Tracey West is founder of International Downshifting Week and author of The Book of Rubbish Ideas and the Diary of Divorce: for Women and Men. She chatted with Life Is Short Magazine about how to found a week, getting published, getting through divorce and lots more.

(Listen to the full interview here)

Tracey started her writing career as a columnist writing about downshifting and living an environmentally friendly lifestyle. “I started Downshifting Week, as I wanted to simplify the process of simplifying your life. To take the rose-coloured spectacles off what the media were portraying it as. I wanted to take the freaky out of eco.’”

From this, The Book of Rubbish Ideas came about and became a sell-out success.

However, life has thrown Tracey a few lemons including a painful divorce. But instead of letting bitterness seep in, Tracey has used humour and writing to make lemonade from her life lemons (so to speak!).

“Writing was my predominate coping mechanism. It was wonderful. My fingers would just itch to get a big long story out of my head. When it was done I could go asleep; it was great and it turned into a book and I realised if it’s helping me it will help someone else.”

“Writing can lift you out of the darkness. Buy yourself a notebook and keep it for the purpose of spilling out the rubbish from your head. That way you can close the book and stick it out of sight, but you know it’s there when you need it. It’s a very powerful and useful thing to do.”

Diary of Divorce: for Women and Men is a practical therapy journal that helps you through the difficult times while offering practical support. There are practical pages where you fill out the details of your solicitor, counsellor, doctor for easy reference, then there are memory pages where you recall the good times and the bad and then there are the humorous pages such as ‘Draw your ex naked and then add spots and boils to all the places you would like them to erupt!’

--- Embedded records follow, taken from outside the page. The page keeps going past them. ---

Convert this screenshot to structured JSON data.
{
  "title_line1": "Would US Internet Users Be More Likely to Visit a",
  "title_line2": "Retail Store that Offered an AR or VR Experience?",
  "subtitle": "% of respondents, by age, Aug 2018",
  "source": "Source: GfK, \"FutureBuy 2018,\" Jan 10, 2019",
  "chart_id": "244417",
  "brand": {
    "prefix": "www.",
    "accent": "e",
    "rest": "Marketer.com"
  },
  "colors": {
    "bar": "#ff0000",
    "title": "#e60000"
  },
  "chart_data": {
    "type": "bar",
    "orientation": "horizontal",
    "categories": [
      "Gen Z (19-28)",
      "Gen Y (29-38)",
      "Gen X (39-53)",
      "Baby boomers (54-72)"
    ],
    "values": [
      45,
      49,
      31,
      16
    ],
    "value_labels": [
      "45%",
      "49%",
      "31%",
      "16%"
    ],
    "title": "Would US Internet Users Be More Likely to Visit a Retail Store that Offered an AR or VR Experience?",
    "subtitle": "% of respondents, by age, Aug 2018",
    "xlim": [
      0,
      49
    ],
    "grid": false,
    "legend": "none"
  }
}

“I wish that the book that I’ve written was available during my divorce. The author is the person who buys it. It’s your private journal, your private thoughts,” explains Tracey.

“A divorce is only ever two people wide; it’s that unity coming to an end. Your story is private and individual to you; it’s private, it’s your story. This book is about you coming out of the darkness and finding humour as well.”

“We can go through our lives as either a survivor or as a victim. We all struggle with stuff and you have to reach out to other sources and get yourself back on track and then find the chink of light in it and use it to help other people. It is about spinning your perception of whatever has happened to you on its head and saying, ‘You know what, I’m not going to let it beat me’.”

During her interview (Click to listen now) Tracey gives lots of solid advice to self-help book authors:

“There are millions of books on Amazon. Ultimately, it is down to you the author to make a noise about it otherwise it will just join the queue of millions of other books, so you do have to  put yourself out there. It’s not impossible; you need to work out your unique points of your work and then you need to bang a drum about it, create a website, put some stuff out there and let people know about it.”